Beauty is in the brain, mouth, and hands of the beholder, apparently — it’s not just something you see. According to a May 11 study published in Current Biology, the experience of beauty is processed in the brain and can be more than a perception of something as being physically pretty.
Researchers from New York University wanted to look into philosopher Immanuel Kant’s claim that experiencing beauty requires thought but that sensuous pleasure can be enjoyed without thought and cannot be beautiful.
For the study, researchers recruited 62 participants and asked them to provide six images that were “movingly beautiful” to them. Next, the participants were provided with images in combinations of varying levels of beauty and arousal, including pictures of Ikea furniture (some people would consider it beautiful, but that probably depends on what state of construction it’s in).
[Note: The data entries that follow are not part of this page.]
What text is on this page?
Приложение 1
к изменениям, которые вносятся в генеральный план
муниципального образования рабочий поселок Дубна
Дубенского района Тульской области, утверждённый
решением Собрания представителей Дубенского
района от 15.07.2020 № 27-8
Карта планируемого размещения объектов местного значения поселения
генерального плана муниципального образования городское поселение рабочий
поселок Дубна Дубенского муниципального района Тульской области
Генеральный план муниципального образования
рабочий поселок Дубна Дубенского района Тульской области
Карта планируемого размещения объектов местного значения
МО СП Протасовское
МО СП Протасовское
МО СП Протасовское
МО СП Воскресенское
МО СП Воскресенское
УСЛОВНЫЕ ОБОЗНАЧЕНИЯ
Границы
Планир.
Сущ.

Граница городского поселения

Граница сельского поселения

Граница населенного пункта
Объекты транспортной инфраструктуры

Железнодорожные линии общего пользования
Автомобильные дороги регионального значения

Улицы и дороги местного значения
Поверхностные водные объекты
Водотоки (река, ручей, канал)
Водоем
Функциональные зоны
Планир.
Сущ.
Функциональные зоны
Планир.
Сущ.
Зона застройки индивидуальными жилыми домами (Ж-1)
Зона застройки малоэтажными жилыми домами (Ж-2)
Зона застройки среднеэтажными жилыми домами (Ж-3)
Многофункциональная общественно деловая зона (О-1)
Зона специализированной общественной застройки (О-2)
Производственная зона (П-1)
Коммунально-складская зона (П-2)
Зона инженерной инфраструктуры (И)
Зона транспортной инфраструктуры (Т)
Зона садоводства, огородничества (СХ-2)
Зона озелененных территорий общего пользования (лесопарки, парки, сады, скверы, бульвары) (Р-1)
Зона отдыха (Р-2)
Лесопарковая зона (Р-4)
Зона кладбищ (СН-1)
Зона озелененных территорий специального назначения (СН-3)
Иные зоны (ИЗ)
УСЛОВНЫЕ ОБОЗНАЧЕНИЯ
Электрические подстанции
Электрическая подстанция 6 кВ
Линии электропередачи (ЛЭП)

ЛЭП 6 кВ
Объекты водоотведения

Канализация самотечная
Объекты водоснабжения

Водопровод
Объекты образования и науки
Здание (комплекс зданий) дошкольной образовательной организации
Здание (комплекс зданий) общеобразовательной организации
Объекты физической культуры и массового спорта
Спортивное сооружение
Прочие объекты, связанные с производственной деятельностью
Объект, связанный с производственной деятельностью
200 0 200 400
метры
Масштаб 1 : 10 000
Then they let the participants taste different Jolly Ranchers candies and touch a “very soft” teddy bear. The participants were asked to rate their levels of pleasure and whether they experienced beauty from each object.
Researchers also provided distractions during the trials when participants were rating beauty to see how they affected what the participants felt. The distractions greatly reduced the “beauty and pleasure experienced from stimuli that otherwise produce strong pleasure.”
Their findings proved that thought is needed to process beauty. It isn’t just something you see.
The study also showed that “strong pleasure is always beautiful, whether produced reliably by beautiful stimuli or just occasionally by sensuous stimuli.” Meaning, sucking on a really good Jolly Rancher can be beautiful, since beauty isn’t just about appearance.
Surprised that sucking candy could be deemed “beautiful,” the researchers asked some participants who had responded “definitely yes” regarding beauty on the candy trials about this. “Most of them remarked that sucking candy had personal meaning for them, like a fond childhood memory,” the study authors wrote.
According to the study authors, one participant replied, “Of course, anything can be beautiful.” We couldn’t agree more.